Yes, employment has grown by more than 1 million since Perry took office in Texas. But a lot of those jobs are not well paid.
True, unemployment dropped to 4.7 percent when Romney was Massachusetts governor. But the state’s employment growth was among the nation’s worst.
A look at some of the claims in the debate, and how they compare with the facts:
PERRY: “Ninety-five percent of all the jobs that we’ve created have been above minimum wage.”
THE FACTS: To support the claim, the Perry campaign provided federal statistics for December 2010 showing only 5.3 percent of all jobs in Texas pay the minimum wage.
But those figures represent all workers, not just the new jobs, for which data in unavailable. And that does not account for low-wage jobs that may be above the minimum wage. According to the Texas Workforce Commission, 51 percent of all Texas workers make less than $33,000 a year. Only 30 percent make more than $50,000 a year. Nationally, Texas ranked 34th in median household income from 2007 to 2009.
About 9.5 percent of Texas hourly workers, excluding those who are paid salaries, earn the minimum wage or less, tying Mississippi for the highest percentage in the nation.

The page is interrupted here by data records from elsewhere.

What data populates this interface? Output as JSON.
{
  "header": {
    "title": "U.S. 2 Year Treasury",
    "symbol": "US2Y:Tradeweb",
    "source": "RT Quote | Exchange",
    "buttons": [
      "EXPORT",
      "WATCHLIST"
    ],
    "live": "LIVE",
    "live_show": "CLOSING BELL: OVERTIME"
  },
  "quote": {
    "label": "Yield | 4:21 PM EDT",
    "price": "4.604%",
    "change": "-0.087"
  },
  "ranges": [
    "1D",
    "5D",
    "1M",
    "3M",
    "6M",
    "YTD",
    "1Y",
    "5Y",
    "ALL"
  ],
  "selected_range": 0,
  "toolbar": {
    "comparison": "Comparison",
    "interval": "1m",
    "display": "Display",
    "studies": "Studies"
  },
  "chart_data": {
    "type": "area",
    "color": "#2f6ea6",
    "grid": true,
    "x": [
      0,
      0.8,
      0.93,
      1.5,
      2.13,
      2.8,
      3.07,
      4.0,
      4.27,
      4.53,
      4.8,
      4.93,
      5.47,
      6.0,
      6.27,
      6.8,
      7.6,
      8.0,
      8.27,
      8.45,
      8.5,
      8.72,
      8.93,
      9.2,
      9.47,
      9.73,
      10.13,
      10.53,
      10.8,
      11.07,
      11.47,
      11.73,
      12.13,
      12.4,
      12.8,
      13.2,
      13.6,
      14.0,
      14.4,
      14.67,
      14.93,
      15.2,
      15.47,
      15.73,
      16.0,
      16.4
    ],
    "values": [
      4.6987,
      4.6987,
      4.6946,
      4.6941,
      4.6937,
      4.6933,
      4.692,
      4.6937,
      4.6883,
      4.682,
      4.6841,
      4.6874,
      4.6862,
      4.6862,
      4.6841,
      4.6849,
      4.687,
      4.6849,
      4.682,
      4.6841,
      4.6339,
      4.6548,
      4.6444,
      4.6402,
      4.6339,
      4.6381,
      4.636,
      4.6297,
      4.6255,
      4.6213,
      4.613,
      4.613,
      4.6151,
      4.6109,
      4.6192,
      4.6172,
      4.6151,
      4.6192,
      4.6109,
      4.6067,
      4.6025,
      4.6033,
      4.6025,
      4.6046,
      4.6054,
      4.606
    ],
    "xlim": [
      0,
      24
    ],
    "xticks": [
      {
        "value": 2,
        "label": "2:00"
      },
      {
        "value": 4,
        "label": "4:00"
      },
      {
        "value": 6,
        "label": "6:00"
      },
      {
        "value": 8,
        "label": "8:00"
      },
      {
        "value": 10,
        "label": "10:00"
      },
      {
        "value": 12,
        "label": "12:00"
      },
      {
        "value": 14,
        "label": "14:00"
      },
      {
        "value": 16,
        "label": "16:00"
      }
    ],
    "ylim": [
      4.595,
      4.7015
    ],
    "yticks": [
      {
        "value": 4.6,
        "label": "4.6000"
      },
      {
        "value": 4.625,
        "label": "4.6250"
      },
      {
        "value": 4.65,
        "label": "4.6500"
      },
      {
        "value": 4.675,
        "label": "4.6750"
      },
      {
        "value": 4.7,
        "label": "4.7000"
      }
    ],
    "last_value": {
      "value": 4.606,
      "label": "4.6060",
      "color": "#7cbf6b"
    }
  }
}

ROMNEY: “At the end of four years, we had our unemployment rate down to 4.7 percent. That’s a record I think the president would like to see. As a matter of fact, we created more jobs in Massachusetts than this president has created in the entire country.”
THE FACTS: To be sure, 4.7 percent unemployment would be a welcome figure nationally. But Romney started from a much better position than President Barack Obama did. Unemployment was only 5.6 percent when Romney took office in 2003, meaning it came down by less than 1 percentage point when he left office in 2007. Obama inherited a national unemployment rate of 7.8 percent.